I sit here at my desk isolated, protected, safe, able
without difficulty to speak with my sister and my younger son in Southern
California, to my older son and his family in San Francisco, to communicate
with all of you scattered around the world, as good news, very good news, very bad
news, terrible news, and horrific news comes to me electronically, news about
which I am capable of doing virtually nothing.
I have spent my life having and expressing opinions about
all manner of things philosophical, economic, and political. For a long time a good deal of my attention
was focused on finding an audience for those opinions and when I did so that
seem to be an accomplishment. But in a world awash with opinions, was there
really any need for mine?
As I sit here, preparing to drive my wife to an appointment
with one of her doctors, I await the Senate vote on the infrastructure bill. It
looks increasingly as though the $3.5 trillion reconciliation package will also
be enacted into law before the year is out. These are political triumphs at a
time when the Congress is so narrowly split and I ought to be celebrating the
dramatic impact that the measures in these bills will have on the lives of
hundreds of millions of Americans. So much for the good news and the very good
news.
At the same time, a virus for which, miraculously, effective
vaccines have been developed rages pandemically among the half of the
population that has insanely, stupidly, criminally refused to protect itself.
That is the very bad news.
The terrible news is that America is very close to a fascist
coup that will put an end to such democracy as we enjoy.
The horrific news is of course that the entire world is
going through the early stages of changes in the climate that will completely
upend the current distribution of population, transform the production and
distribution of food, and dominate life in the decades that will follow my
death.
It seems feckless to respond to all of this by offering more
opinions.

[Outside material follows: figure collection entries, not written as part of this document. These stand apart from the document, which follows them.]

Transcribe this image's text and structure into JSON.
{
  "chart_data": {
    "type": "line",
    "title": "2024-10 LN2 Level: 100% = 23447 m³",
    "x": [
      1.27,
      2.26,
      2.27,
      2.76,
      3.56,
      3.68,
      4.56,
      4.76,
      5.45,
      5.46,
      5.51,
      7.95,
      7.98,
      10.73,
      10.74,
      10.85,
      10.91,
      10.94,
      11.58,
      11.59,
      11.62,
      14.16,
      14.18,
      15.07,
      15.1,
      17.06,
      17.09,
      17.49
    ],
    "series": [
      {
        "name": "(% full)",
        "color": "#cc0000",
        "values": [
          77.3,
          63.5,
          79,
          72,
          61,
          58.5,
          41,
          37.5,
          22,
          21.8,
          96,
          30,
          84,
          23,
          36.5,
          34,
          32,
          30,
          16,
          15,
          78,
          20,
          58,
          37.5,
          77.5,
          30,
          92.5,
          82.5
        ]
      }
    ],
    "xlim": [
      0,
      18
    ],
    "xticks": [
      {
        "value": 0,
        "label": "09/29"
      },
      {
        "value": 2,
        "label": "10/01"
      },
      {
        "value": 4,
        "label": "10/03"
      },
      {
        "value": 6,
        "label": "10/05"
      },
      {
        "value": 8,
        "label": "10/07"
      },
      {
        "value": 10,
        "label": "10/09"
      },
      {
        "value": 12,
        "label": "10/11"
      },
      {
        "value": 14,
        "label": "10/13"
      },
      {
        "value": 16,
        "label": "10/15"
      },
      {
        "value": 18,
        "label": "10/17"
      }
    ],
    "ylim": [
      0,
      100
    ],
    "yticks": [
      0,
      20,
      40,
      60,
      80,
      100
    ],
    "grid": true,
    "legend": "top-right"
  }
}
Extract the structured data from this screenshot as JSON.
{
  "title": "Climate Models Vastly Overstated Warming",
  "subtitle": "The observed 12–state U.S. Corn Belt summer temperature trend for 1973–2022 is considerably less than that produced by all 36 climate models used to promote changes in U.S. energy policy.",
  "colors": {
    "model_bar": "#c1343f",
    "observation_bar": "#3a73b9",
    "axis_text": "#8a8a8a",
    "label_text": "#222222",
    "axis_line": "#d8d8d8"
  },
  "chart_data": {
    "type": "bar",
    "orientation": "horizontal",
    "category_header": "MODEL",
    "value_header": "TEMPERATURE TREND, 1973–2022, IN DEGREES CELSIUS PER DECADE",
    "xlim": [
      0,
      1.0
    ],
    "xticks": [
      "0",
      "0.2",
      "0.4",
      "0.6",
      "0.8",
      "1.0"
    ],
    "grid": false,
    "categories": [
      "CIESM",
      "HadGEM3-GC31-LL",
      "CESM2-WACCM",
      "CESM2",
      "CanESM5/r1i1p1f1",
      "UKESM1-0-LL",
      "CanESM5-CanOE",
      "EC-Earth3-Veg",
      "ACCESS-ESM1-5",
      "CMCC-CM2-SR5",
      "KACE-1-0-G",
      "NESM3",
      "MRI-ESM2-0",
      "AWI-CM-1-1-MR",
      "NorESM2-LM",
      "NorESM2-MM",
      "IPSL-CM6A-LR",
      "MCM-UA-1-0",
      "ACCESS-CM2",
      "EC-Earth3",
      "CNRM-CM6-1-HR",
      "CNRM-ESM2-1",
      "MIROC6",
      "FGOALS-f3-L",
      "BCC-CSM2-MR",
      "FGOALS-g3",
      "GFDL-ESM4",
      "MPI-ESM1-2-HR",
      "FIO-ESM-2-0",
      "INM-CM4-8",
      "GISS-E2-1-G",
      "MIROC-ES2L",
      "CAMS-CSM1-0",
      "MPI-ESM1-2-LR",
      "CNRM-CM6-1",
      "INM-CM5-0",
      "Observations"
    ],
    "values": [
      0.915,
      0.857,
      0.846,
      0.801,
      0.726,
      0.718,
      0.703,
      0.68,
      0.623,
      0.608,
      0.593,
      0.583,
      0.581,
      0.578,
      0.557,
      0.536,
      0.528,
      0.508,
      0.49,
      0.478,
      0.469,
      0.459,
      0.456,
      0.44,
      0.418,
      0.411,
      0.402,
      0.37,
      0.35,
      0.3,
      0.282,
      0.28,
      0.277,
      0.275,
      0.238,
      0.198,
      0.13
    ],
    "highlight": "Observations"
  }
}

At least the quartet that played on the deck of the Titanic as it
started to sink was producing beautiful music.
And to make it worse, I find myself as I lie in bed writing
blog posts on subjects I have already quite recently discussed in this space.
Last night I spent a little time sketching a possible post on the Covid
disaster keyed to the 19th century practice followed by private fire
companies of distributing plaques to their subscribers, only to find when I got
up this morning that barely two months ago I had written a much commented on
post on precisely that subject. I mean, to have nothing to offer to the world
but opinions and then to recycle them as well seems a trifle pathetic.
Perhaps this is simply a melancholy induced by the loss of
our cat. I have been very touched by the stories many of you have posted of
your own beloved cats. My thanks to all of you for those stories.